A Discrete-Time Matching Filtering Differentiator
J. E. Carvajal-Rubio, J.D. S\'anchez-Torres, M. Defoort, A. G., Loukianov, M. Djemai

TL;DR
This paper introduces a discrete-time version of a robust filtering differentiator that accurately estimates derivatives of noisy signals, leveraging homogeneity properties for improved implementation and convergence analysis.
Contribution
It proposes a novel discrete-time formulation of the filtering differentiator, enabling implementation with or without knowledge of higher-order derivative bounds.
Findings
Trajectories converge to a neighborhood of the origin with noise-free inputs.
The method can be implemented with or without knowing the bound of higher-order derivatives.
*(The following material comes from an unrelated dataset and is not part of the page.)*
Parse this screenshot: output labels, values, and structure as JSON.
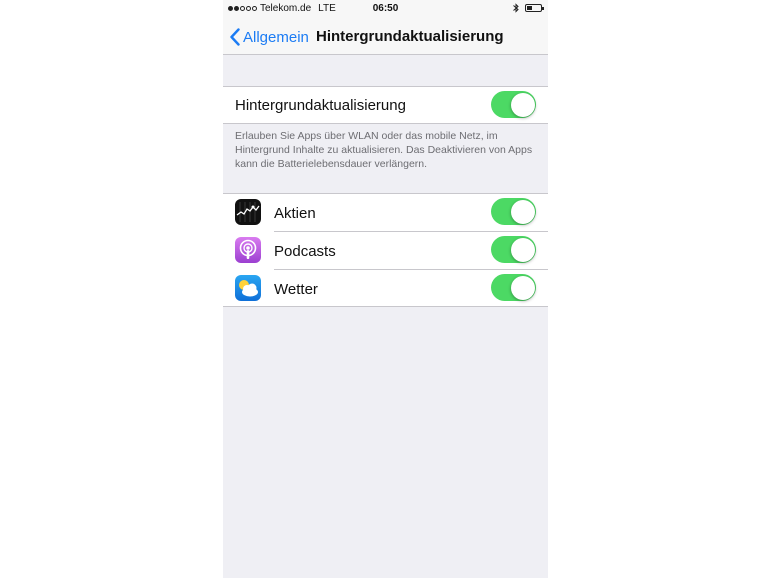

Comparative analysis shows the effect of different design parameters.
Abstract
This paper presents a time discretization of the robust exact filtering differentiator, a sliding mode differentiator coupled to filter, which provides a suitable approximation to the derivatives of some noisy signals. This proposal takes advantage of the homogeneity of the differentiator, allowing the use of similar techniques to those of the linear systems. As in the original case, the convergence robust exact filtering differentiator depends on the bound of a higher-order derivative; nevertheless, this new realization can be implemented with or without the knowledge of such constant. It is demonstrated that the system's trajectories converge to a neighborhood of the origin with a free-noise input. Finally, comparisons between the behavior of the differentiator with different design parameters are presented.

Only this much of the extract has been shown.